Bandar Lampung, — Komisi I DPRD Bandar Lampung ingatkan para pegawai aparatur sipil negara (ASN) dan aparatur pemerintahan ditingkat kelurahan yang diketahui terlibat dalam politik atau sosialisasi bakal calon legislatif.
Ketua Komisi I DPRD Bandar Lampung Sidik Efendi menegaskan kepada seluruh ASN di lingkungan Pemkot Bandar Lampung, untuk menjaga netralitas menjelang Pemilihan Umum (Pemilu) 2024 mendatang.
Pasalnya, ASN sangat rentan dipengaruhi oleh penguasa untuk berpihak kepada salah satu calon anggota legislatif.
“ASN tidak boleh terpengaruh dengan kepentingan golongan tertentu dalam proses kontestasi Pemilu 2024,” ungkapnya. (10/03/2023)
Menurutnya, banyak aparatur pemerintah seperti camat dan lurah yang mempersulit izin apabila ada kegiatan DPRD atau partai yang berbeda dengan penguasa.
Selain itu, dirinya menghimbau kepada RT, Kaling dan Linmas untuk tidak ikut serta dalam mengkampanyekan salah satu caleg.
Seyogyanya linmas, RT dan Kaling seharusnya menjadi pengayom dan pelayan publik.
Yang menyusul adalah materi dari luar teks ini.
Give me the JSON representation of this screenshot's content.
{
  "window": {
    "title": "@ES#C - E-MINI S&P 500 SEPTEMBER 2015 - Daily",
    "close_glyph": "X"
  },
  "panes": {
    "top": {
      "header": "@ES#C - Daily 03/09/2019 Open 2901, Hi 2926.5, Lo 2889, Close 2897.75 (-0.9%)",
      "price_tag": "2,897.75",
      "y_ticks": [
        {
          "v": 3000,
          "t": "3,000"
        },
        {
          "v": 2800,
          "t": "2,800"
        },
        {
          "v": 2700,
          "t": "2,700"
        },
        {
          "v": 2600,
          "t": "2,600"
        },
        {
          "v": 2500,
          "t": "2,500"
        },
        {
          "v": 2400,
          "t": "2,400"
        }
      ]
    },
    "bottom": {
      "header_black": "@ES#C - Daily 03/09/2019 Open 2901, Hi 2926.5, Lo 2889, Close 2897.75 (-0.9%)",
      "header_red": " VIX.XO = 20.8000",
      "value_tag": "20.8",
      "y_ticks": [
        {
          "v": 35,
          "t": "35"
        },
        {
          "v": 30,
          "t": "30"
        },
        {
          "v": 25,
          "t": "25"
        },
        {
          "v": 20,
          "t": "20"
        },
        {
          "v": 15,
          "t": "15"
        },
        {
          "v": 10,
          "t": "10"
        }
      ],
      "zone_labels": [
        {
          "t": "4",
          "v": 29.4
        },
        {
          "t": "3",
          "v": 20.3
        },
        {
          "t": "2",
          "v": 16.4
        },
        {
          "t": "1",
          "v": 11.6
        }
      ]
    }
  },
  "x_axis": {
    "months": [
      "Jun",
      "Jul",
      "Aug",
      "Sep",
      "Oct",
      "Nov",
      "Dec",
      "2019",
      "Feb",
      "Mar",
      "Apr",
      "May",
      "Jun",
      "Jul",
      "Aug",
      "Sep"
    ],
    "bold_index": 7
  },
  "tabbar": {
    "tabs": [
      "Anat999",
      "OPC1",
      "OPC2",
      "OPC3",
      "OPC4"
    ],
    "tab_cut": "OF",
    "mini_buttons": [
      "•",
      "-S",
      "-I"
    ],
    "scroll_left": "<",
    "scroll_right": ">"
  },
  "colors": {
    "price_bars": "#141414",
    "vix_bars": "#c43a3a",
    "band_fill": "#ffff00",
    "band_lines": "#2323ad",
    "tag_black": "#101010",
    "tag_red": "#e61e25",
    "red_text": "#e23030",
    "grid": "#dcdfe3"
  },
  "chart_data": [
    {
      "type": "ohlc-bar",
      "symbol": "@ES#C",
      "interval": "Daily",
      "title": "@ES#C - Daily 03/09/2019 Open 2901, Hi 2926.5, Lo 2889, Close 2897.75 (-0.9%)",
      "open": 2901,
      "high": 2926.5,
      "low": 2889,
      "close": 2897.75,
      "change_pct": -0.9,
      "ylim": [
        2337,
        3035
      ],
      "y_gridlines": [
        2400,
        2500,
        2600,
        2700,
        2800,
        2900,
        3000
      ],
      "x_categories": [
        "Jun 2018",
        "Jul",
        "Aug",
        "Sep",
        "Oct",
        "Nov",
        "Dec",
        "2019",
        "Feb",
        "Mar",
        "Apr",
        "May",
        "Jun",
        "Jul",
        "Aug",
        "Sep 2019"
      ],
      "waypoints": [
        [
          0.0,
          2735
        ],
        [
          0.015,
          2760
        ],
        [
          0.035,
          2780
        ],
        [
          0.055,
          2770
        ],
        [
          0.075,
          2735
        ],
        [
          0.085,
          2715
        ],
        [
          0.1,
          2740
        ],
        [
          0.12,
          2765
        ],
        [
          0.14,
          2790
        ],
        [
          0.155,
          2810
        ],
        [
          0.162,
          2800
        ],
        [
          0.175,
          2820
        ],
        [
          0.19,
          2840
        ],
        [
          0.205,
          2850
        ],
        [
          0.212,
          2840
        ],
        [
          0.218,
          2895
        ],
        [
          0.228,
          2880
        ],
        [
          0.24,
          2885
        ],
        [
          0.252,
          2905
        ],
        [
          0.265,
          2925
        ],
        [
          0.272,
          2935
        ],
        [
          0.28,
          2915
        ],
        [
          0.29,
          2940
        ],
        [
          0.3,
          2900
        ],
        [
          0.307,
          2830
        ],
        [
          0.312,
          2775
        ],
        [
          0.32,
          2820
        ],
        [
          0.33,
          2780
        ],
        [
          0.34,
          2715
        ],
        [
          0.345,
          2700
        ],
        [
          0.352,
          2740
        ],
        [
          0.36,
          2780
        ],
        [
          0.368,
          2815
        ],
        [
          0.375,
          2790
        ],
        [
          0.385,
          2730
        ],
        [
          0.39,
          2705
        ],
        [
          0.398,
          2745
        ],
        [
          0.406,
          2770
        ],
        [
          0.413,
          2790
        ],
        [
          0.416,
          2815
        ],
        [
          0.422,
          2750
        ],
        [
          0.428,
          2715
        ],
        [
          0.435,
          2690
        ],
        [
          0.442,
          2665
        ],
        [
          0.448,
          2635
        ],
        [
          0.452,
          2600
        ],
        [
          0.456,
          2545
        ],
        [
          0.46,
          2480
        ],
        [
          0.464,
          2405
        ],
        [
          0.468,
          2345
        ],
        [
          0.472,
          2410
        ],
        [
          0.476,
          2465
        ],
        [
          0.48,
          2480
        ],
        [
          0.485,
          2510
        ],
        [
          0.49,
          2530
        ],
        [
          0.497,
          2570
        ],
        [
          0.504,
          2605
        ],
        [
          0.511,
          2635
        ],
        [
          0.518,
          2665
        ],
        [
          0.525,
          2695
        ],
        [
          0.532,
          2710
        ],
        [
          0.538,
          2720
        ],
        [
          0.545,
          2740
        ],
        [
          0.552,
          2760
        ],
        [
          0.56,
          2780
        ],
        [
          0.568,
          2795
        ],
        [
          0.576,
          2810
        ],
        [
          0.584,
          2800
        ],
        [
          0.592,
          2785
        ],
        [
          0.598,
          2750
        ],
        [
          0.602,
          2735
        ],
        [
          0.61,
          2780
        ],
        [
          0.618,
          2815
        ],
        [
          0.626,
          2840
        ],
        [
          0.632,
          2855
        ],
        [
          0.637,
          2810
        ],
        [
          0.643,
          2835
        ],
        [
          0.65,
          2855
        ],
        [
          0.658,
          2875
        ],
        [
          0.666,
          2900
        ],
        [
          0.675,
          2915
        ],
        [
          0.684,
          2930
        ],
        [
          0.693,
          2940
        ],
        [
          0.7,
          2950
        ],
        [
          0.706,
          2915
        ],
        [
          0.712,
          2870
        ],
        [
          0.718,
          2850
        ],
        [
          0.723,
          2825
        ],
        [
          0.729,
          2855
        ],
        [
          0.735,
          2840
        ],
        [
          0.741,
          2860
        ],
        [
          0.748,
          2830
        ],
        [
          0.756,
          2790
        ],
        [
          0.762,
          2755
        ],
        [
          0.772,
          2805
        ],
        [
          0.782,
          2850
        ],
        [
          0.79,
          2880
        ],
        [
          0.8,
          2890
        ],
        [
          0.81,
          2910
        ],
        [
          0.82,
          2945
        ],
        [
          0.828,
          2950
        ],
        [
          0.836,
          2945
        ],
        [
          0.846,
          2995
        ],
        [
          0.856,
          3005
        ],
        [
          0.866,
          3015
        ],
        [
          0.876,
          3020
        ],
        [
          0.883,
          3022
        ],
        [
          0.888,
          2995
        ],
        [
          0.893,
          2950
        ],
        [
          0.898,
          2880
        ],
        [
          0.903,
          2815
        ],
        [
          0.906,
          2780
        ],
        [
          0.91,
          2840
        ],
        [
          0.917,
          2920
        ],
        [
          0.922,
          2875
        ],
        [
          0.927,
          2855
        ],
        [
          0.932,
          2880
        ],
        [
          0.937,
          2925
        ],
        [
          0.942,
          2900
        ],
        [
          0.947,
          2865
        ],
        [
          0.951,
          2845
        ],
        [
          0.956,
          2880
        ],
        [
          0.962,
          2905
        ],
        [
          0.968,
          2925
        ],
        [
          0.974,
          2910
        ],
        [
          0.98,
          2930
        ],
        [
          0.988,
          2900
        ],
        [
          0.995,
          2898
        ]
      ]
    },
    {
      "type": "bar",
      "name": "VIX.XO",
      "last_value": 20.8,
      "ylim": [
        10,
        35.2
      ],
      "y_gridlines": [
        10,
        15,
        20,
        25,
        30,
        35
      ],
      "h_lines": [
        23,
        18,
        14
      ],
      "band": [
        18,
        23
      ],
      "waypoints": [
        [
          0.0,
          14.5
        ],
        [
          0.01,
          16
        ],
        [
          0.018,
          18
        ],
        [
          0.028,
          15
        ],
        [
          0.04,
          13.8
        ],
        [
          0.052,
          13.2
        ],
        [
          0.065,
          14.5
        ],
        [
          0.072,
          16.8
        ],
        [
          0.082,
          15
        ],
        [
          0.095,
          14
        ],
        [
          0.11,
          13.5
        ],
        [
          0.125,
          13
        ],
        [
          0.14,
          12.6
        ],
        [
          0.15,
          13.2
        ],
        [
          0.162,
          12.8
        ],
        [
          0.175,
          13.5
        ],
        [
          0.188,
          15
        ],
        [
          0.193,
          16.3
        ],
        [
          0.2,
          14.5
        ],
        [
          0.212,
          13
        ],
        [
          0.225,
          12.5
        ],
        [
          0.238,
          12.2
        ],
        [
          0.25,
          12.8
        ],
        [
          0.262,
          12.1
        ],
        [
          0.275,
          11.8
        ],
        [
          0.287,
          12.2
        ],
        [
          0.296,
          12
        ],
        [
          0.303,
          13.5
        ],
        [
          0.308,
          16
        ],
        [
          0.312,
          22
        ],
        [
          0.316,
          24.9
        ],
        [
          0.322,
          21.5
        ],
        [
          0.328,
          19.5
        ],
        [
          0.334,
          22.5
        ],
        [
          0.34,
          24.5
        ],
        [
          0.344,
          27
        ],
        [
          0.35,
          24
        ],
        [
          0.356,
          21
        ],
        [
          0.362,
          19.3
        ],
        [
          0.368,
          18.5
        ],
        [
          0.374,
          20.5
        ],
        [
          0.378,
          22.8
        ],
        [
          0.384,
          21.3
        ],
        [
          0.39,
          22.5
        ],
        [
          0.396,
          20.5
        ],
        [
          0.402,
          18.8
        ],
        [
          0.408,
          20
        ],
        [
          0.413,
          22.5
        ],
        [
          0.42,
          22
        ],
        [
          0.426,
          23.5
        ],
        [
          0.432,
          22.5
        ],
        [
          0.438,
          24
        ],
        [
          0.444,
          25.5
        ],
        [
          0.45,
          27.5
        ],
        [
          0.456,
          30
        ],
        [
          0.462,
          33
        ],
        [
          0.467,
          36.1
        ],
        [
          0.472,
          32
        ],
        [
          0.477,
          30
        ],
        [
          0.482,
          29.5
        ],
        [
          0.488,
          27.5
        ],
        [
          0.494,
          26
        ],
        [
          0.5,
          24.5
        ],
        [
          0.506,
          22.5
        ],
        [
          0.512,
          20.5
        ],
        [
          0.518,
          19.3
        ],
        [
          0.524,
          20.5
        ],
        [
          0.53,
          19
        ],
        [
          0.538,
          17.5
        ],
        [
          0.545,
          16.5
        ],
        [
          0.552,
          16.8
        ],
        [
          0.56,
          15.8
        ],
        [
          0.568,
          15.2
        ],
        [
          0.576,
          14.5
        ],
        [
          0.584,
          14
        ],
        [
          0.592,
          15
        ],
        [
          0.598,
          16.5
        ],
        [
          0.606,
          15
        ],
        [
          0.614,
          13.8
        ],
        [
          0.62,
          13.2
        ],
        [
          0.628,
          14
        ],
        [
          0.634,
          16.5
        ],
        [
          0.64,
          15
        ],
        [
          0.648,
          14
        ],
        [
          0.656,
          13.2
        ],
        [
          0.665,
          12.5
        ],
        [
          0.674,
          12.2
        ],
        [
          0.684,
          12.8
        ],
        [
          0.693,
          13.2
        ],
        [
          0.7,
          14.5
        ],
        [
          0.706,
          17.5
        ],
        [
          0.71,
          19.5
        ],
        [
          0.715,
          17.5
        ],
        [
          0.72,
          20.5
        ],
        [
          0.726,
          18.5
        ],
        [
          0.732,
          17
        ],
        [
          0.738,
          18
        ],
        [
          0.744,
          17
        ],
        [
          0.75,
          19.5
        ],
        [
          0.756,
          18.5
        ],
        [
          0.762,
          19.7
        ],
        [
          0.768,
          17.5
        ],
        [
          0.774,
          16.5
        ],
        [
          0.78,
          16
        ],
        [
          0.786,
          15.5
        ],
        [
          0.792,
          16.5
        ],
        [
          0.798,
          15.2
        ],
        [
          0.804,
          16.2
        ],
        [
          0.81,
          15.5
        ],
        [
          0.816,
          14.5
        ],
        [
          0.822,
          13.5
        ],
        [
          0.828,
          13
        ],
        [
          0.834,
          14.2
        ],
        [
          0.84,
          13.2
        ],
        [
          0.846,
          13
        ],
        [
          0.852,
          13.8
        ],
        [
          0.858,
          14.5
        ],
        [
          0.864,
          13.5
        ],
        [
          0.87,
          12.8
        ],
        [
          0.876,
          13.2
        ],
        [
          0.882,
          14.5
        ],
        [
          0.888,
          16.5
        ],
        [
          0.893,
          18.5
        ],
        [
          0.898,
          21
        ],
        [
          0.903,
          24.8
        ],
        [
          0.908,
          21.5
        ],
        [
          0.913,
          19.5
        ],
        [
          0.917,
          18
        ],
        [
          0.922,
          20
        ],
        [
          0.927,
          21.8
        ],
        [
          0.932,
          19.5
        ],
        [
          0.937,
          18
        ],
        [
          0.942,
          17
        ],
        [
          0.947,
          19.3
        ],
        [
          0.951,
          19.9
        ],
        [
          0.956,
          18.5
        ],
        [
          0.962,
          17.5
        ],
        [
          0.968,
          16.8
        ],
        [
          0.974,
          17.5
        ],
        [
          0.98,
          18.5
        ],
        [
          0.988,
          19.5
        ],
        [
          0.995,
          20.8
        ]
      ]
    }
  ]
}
Bukan ikut membantu mensosialisasikan salah satu calon.
“Karena para apartur ini dibiayai oleh anggaran APBD Kota Bandar Lampung,” ujarnya.
Sidik menegaskan, apabila hal ini terus-terus terjadi dan dibiarkan, pihaknya akan memanggil OPD-OPD dan Bawaslu Bandar Lampung.
Selain itu, pihaknya juga akan menggunakan haknya sebagai anggota DPRD Lampung untuk memanggil Wali Kota Bandar Lampung Eva Dwiana.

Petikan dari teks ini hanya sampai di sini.